13. Instead of the joyousness of thy prosperity, a death-like silence shall reign (Isa 24:8; Jer 7:34).

14. He concludes in nearly the same words as he began (Eze 26:4, 5).

built no more—fulfilled as to the mainland Tyre, under Nebuchadnezzar. The insular Tyre recovered partly, after seventy years (Isa 23:17, 18), but again suffered under Alexander, then under Antigonus, then under the Saracens at the beginning of the fourteenth century. Now its harbors are choked with sand, precluding all hope of future restoration, "not one entire house is left, and only a few fishermen take shelter in the vaults" [Maundrell]. So accurately has God's word come to pass.

15-21. The impression which the overthrow of Tyre produced on other maritime nations and upon her own colonies, for example, Utica, Carthage, and Tartessus or Tarshish in Spain.

isles—maritime lands. Even mighty Carthage used to send a yearly offering to the temple of Hercules at Tyre: and the mother city gave high priests to her colonies. Hence the consternation at her fall felt in the widely scattered dependencies with which she was so closely connected by the ties of religion, as well as commercial intercourse.

shake—metaphorically: "be agitated" (Jer 49:21).

16. come down from their thrones … upon the ground—"the throne of the mourners" (Job 2:13; Jon 3:6).

princes of the sea—are the merchant rulers of Carthage and other colonies of Tyre, who had made themselves rich and powerful by trading on the sea (Isa 23:8).

clothe … with trembling—Hebrew, "tremblings." Compare Eze 7:27, "clothed with desolation"; Ps 132:18. In a public calamity the garment was changed for a mourning garb.

17. inhabited of seafaring men—that is, which was frequented by merchants of various sea-bordering lands [Grotius]. Fairbairn translates with Peschito, "Thou inhabitant of the seas" (the Hebrew literal meaning). Tyre rose as it were out of the seas as if she got thence her inhabitants, being peopled so closely down to the waters. So Venice was called "the bride of the sea."

strong in the sea—through her insular position.

cause their terror to be on all that haunt it—namely, the sea. The Hebrew is rather, "they put their terror upon all her (the city's) inhabitants," that is, they make the name of every Tyrian to be feared [Fairbairn].

18. thy departure—Isa 23:6, 12 predicts that the Tyrians, in consequence of the siege, should pass over the Mediterranean to the lands bordering on it ("Chittim," "Tarshish," &c.). So Ezekiel here. Accordingly Jerome says that he read in Assyrian histories that, "when the Tyrians saw no hope of escaping, they fled to Carthage or some islands of the Ionian and Ægean Seas" [Bishop Newton]. (See on Eze 29:18).

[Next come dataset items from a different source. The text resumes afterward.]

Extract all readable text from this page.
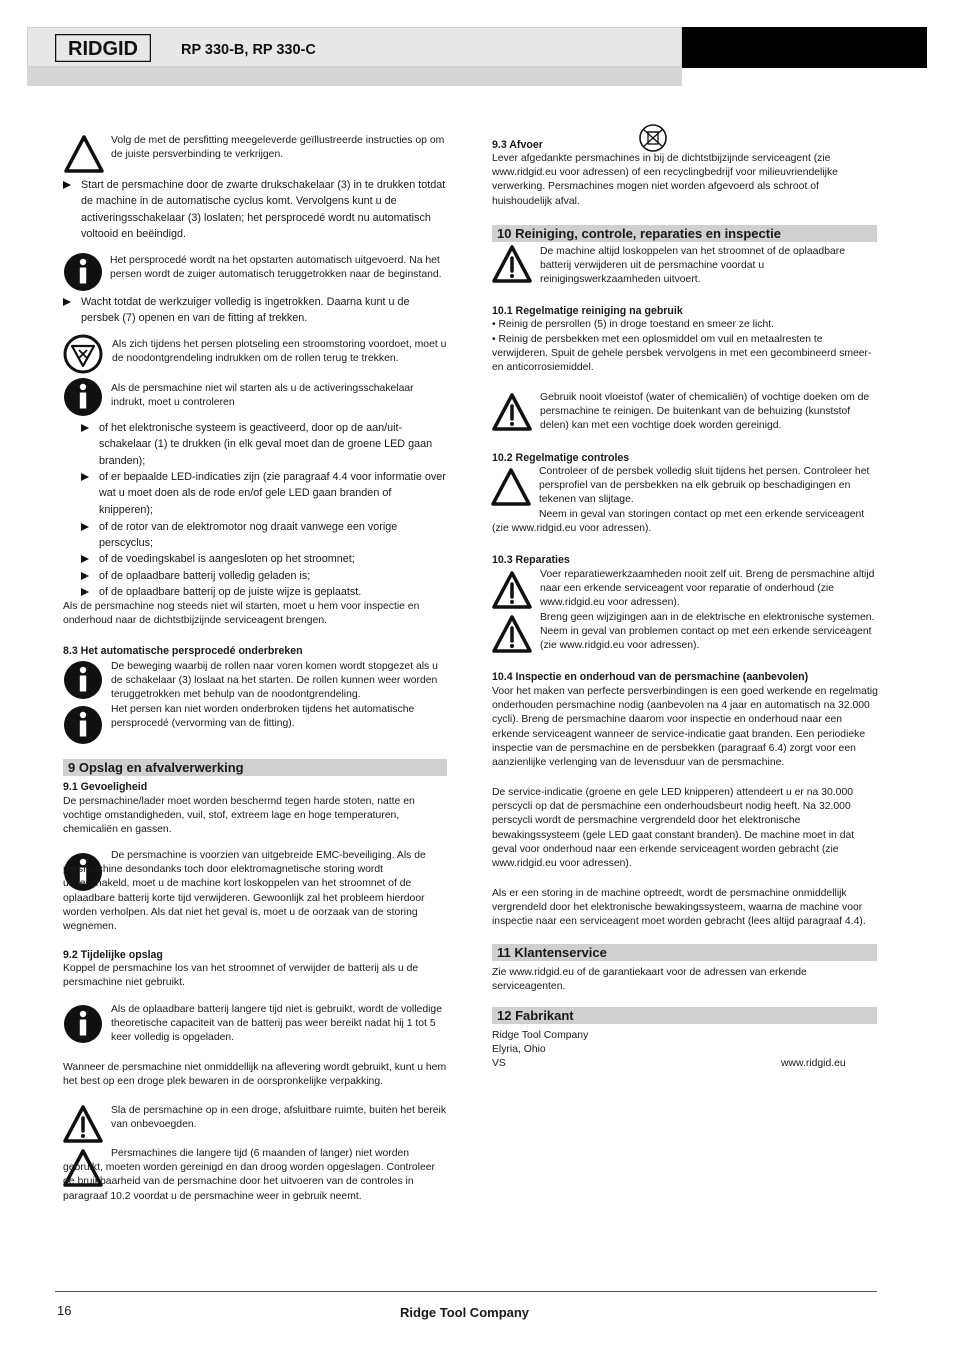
RIDGID	RP 330-B, RP 330-C
Volg de met de persfitting meegeleverde geïllustreerde instructies op om de juiste persverbinding te verkrijgen.
Start de persmachine door de zwarte drukschakelaar (3) in te drukken totdat de machine in de automatische cyclus komt. Vervolgens kunt u de activeringsschakelaar (3) loslaten; het persprocedé wordt nu automatisch voltooid en beëindigd.
Het persprocedé wordt na het opstarten automatisch uitgevoerd. Na het persen wordt de zuiger automatisch teruggetrokken naar de beginstand.
Wacht totdat de werkzuiger volledig is ingetrokken. Daarna kunt u de persbek (7) openen en van de fitting af trekken.
Als zich tijdens het persen plotseling een stroomstoring voordoet, moet u de noodontgrendeling indrukken om de rollen terug te trekken.
Als de persmachine niet wil starten als u de activeringsschakelaar indrukt, moet u controleren
of het elektronische systeem is geactiveerd, door op de aan/uit-schakelaar (1) te drukken (in elk geval moet dan de groene LED gaan branden);
of er bepaalde LED-indicaties zijn (zie paragraaf 4.4 voor informatie over wat u moet doen als de rode en/of gele LED gaan branden of knipperen);
of de rotor van de elektromotor nog draait vanwege een vorige perscyclus;
of de voedingskabel is aangesloten op het stroomnet;
of de oplaadbare batterij volledig geladen is;
of de oplaadbare batterij op de juiste wijze is geplaatst.
Als de persmachine nog steeds niet wil starten, moet u hem voor inspectie en onderhoud naar de dichtstbijzijnde serviceagent brengen.
8.3 Het automatische persprocedé onderbreken
De beweging waarbij de rollen naar voren komen wordt stopgezet als u de schakelaar (3) loslaat na het starten. De rollen kunnen weer worden teruggetrokken met behulp van de noodontgrendeling.
Het persen kan niet worden onderbroken tijdens het automatische persprocedé (vervorming van de fitting).
9 Opslag en afvalverwerking
9.1 Gevoeligheid
De persmachine/lader moet worden beschermd tegen harde stoten, natte en vochtige omstandigheden, vuil, stof, extreem lage en hoge temperaturen, chemicaliën en gassen.
De persmachine is voorzien van uitgebreide EMC-beveiliging. Als de persmachine desondanks toch door elektromagnetische storing wordt uitgeschakeld, moet u de machine kort loskoppelen van het stroomnet of de oplaadbare batterij korte tijd verwijderen. Gewoonlijk zal het probleem hierdoor worden verholpen. Als dat niet het geval is, moet u de oorzaak van de storing wegnemen.
9.2 Tijdelijke opslag
Koppel de persmachine los van het stroomnet of verwijder de batterij als u de persmachine niet gebruikt.
Als de oplaadbare batterij langere tijd niet is gebruikt, wordt de volledige theoretische capaciteit van de batterij pas weer bereikt nadat hij 1 tot 5 keer volledig is opgeladen.
Wanneer de persmachine niet onmiddellijk na aflevering wordt gebruikt, kunt u hem het best op een droge plek bewaren in de oorspronkelijke verpakking.
Sla de persmachine op in een droge, afsluitbare ruimte, buiten het bereik van onbevoegden.
Persmachines die langere tijd (6 maanden of langer) niet worden gebruikt, moeten worden gereinigd en dan droog worden opgeslagen. Controleer de bruikbaarheid van de persmachine door het uitvoeren van de controles in paragraaf 10.2 voordat u de persmachine weer in gebruik neemt.
9.3 Afvoer
Lever afgedankte persmachines in bij de dichtstbijzijnde serviceagent (zie www.ridgid.eu voor adressen) of een recyclingbedrijf voor milieuvriendelijke verwerking. Persmachines mogen niet worden afgevoerd als schroot of huishoudelijk afval.
10 Reiniging, controle, reparaties en inspectie
De machine altijd loskoppelen van het stroomnet of de oplaadbare batterij verwijderen uit de persmachine voordat u reinigingswerkzaamheden uitvoert.
10.1 Regelmatige reiniging na gebruik
• Reinig de persrollen (5) in droge toestand en smeer ze licht.
• Reinig de persbekken met een oplosmiddel om vuil en metaalresten te verwijderen. Spuit de gehele persbek vervolgens in met een gecombineerd smeer- en anticorrosiemiddel.
Gebruik nooit vloeistof (water of chemicaliën) of vochtige doeken om de persmachine te reinigen. De buitenkant van de behuizing (kunststof delen) kan met een vochtige doek worden gereinigd.
10.2 Regelmatige controles
Controleer of de persbek volledig sluit tijdens het persen. Controleer het persprofiel van de persbekken na elk gebruik op beschadigingen en tekenen van slijtage.
Neem in geval van storingen contact op met een erkende serviceagent (zie www.ridgid.eu voor adressen).
10.3 Reparaties
Voer reparatiewerkzaamheden nooit zelf uit. Breng de persmachine altijd naar een erkende serviceagent voor reparatie of onderhoud (zie www.ridgid.eu voor adressen).
Breng geen wijzigingen aan in de elektrische en elektronische systemen. Neem in geval van problemen contact op met een erkende serviceagent (zie www.ridgid.eu voor adressen).
10.4 Inspectie en onderhoud van de persmachine (aanbevolen)
Voor het maken van perfecte persverbindingen is een goed werkende en regelmatig onderhouden persmachine nodig (aanbevolen na 4 jaar en automatisch na 32.000 cycli). Breng de persmachine daarom voor inspectie en onderhoud naar een erkende serviceagent wanneer de service-indicatie gaat branden. Een periodieke inspectie van de persmachine en de persbekken (paragraaf 6.4) zorgt voor een aanzienlijke verlenging van de levensduur van de persmachine.
De service-indicatie (groene en gele LED knipperen) attendeert u er na 30.000 perscycli op dat de persmachine een onderhoudsbeurt nodig heeft. Na 32.000 perscycli wordt de persmachine vergrendeld door het elektronische bewakingssysteem (gele LED gaat constant branden). De machine moet in dat geval voor onderhoud naar een erkende serviceagent worden gebracht (zie www.ridgid.eu voor adressen).
Als er een storing in de machine optreedt, wordt de persmachine onmiddellijk vergrendeld door het elektronische bewakingssysteem, waarna de machine voor inspectie naar een serviceagent moet worden gebracht (lees altijd paragraaf 4.4).
11 Klantenservice
Zie www.ridgid.eu of de garantiekaart voor de adressen van erkende serviceagenten.
12 Fabrikant
Ridge Tool Company
Elyria, Ohio
VS	www.ridgid.eu
16	Ridge Tool Company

Grotius explains "departure," that is, "in the day when hostages shall be carried away from thee to Babylon." The parallelism to "thy fall" makes me think "departure" must mean "thy end" in general, but with an included allusion to the "departure" of most of her people to her colonies at the fall of the city.

19. great waters—appropriate metaphor of the Babylonian hosts, which literally, by breaking down insular Tyre's ramparts, caused the sea to "cover" part of her.

20. the pit—Tyre's disappearance is compared to that of the dead placed in their sepulchres and no more seen among the living (compare Eze 32:18, 23; Isa 14:11, 15, 19).

I shall set glory in the land—In contrast to Tyre consigned to the "pit" of death, I shall set glory (that is, My presence symbolized by the Shekinah cloud, the antitype to which shall be Messiah, "the glory as of the only-begotten of the Father," Joh 1:14; Isa 4:2, 5; Zec 6:13) in Judah.

of the living—as opposed to Tyre consigned to the "pit" of death. Judea is to be the land of national and spiritual life, being restored after its captivity (Eze 47:9). Fairbairn loses the antithesis by applying the negative to both clauses, "and that thou be not set as a glory in the land of the living."

21. terror—an example of judgment calculated to terrify all evildoers.

thou shall be no more—Not that there was to be no more a Tyre, but she was no more to be the Tyre that once was: her glory and name were to be no more. As, to Old Tyre, the prophecy was literally fulfilled, not a vestige of it being left.